What COVID nails look like, and if you should worry if you notice them.
There are so many weird things that can happen after you’ve recovered from COVID-19, from a persistent cough to hair loss. Now there’s a new side effect to keep on your radar: COVID nails, aka Beau’s lines.
Tim Spector, a British epidemiologist and principal investigator of the Zoe COVID Symptom Study app, recently tweeted about the phenomenon and included a photo of COVID nails, writing, “Do your nails look odd? COVID nails are increasingly being recognized as the nails recover after infection and the growth recovers leaving a clear line. Can occur without skin rashes and appears harmless.
Some people in the comments said they’ve definitely experienced this after having the coronavirus. “I noticed this and also hair loss 3 months after covid,” one wrote. “These were my post Covid nails! This was approx 2 months after the infection,” another said.
Plenty of others had questions in the comments section about COVID nails, what they look like, and if they’re something to worry about. Here’s what you need to know about COVID nails.
What are COVID nails, exactly?
There’s actually a medical term for this—Beau’s lines. “When you have major physiological stress, like an illness, you basically have a shifting in the nail cycle,” New York City dermatologist Doris Day, MD, tells Health. You’ll usually see this in all of your nails (not just one nail) and maybe even in your toenails.
If you’ve had COVID-19, you won’t see this right away. Instead, Dr. Day says that it will likely take two to three months to show up.
What do COVID nails look like?
They’re grooves that run horizontally across your nail plate, according to Harvard Health. COVID nails/Beau’s lines can look like ridges, grooves, or indentations, Dr. Day says.
Had COVID-19 but don’t see COVID nails? This won’t necessarily happen to everyone, and it’s more apparent in some people than others. “Some people don’t see it in the nail because it’s not so obvious,” Dr.
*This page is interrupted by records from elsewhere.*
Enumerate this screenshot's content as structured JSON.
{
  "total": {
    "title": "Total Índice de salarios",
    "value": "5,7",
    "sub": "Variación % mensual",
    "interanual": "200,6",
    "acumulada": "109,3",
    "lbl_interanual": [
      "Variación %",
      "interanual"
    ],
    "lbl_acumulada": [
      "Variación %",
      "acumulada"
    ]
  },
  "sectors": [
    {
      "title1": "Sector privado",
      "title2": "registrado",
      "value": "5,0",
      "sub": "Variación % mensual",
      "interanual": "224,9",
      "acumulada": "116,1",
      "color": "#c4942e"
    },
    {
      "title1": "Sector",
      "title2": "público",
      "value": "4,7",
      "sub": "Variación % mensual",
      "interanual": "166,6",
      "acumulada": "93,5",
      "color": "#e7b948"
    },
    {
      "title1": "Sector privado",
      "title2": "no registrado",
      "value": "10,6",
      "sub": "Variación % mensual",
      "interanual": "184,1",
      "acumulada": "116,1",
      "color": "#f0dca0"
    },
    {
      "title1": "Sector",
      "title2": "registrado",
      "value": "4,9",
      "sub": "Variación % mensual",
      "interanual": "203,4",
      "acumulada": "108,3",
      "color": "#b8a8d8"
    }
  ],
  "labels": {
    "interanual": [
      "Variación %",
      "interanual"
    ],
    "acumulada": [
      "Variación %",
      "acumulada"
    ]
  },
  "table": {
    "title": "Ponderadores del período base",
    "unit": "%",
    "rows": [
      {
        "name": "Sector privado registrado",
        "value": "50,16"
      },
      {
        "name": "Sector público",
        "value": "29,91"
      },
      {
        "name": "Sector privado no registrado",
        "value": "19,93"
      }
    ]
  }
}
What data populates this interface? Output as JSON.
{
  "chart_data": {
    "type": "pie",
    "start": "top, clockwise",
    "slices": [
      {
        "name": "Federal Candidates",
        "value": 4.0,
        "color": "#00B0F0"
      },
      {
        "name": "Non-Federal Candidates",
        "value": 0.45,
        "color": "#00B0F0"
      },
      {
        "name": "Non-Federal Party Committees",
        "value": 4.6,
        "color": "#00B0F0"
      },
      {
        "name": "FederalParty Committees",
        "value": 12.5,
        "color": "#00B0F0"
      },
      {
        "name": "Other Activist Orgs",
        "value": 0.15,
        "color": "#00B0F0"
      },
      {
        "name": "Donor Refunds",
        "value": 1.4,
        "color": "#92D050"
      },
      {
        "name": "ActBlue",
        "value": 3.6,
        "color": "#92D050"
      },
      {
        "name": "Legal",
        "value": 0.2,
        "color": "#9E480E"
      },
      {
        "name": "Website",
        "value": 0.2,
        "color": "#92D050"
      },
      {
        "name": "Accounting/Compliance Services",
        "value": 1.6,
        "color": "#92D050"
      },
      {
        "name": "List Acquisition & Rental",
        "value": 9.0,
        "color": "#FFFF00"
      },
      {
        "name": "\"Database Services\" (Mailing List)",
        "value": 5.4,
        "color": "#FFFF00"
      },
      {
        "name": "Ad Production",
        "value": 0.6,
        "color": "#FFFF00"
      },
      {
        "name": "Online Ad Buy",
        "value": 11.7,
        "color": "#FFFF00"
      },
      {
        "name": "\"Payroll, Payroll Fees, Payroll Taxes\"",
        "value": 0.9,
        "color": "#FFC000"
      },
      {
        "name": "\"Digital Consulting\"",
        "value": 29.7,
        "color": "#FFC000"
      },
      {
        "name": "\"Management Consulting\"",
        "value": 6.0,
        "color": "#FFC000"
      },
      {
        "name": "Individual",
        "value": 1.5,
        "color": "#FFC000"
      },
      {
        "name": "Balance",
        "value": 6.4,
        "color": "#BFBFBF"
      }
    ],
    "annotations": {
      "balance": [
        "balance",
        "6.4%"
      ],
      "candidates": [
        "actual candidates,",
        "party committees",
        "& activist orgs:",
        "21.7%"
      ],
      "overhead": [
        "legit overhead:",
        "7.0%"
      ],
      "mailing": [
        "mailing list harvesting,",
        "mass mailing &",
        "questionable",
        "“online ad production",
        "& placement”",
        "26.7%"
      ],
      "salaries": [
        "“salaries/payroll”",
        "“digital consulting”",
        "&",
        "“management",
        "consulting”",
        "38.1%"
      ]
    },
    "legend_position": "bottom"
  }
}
Day says.
Does having COVID nails mean you had COVID-19?
Not necessarily—many illnesses can cause this, infectious disease expert Amesh A. Adalja, MD, senior scholar at the Johns Hopkins Center for Health Security in Maryland, tells Health.
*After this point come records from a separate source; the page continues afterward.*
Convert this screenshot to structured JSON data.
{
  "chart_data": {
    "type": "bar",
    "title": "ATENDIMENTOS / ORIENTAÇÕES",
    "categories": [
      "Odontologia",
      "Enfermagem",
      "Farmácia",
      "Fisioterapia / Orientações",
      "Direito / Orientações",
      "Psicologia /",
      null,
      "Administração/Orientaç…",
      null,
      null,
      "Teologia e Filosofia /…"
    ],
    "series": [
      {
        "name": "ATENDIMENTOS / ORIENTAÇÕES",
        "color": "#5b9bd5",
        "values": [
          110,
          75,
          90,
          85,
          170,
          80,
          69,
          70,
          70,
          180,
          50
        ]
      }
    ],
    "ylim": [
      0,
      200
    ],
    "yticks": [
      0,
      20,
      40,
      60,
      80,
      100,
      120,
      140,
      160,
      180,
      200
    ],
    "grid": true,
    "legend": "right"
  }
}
“It has been well known that any kind of systemic disease can disrupt nail growth which can be reflected in abnormalities in the appearance of nails,” he says. “This can be seen with any critical illness.” The flu, an infection, and pretty much anything that causes a high fever can also cause these grooves. Even chemo can cause Beau’s lines. “Having it after chemotherapy is a classic case,” Dr. Day says.
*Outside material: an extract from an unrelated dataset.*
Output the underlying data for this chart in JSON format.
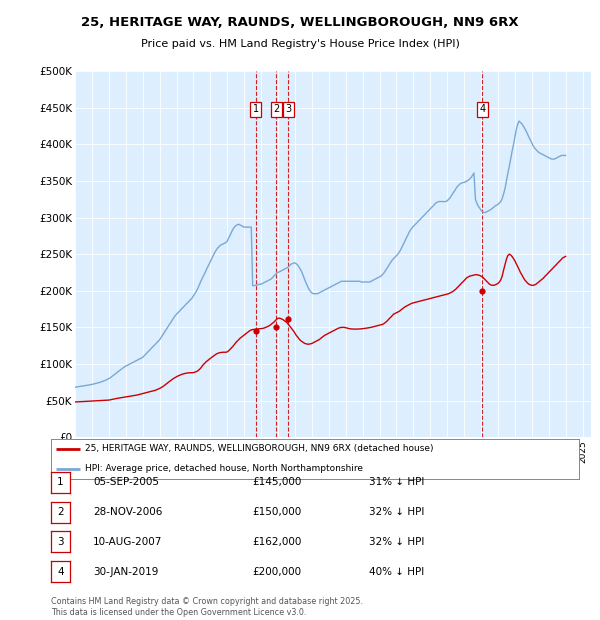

As a whole, Beau’s nails are usually “nothing to worry about,” Dr. Day says, adding, “it just shows that your body went through something and you’re done with it.”
Joshua Zeichner, MD, director of cosmetic and clinical research at the Icahn School of Medicine at Mount Sinai in New York City, tells Health: “The good news is that even without treatment it should correct itself. Once the nail change has happened, it is not permanent so it is just a waiting game for the nail to grow out.”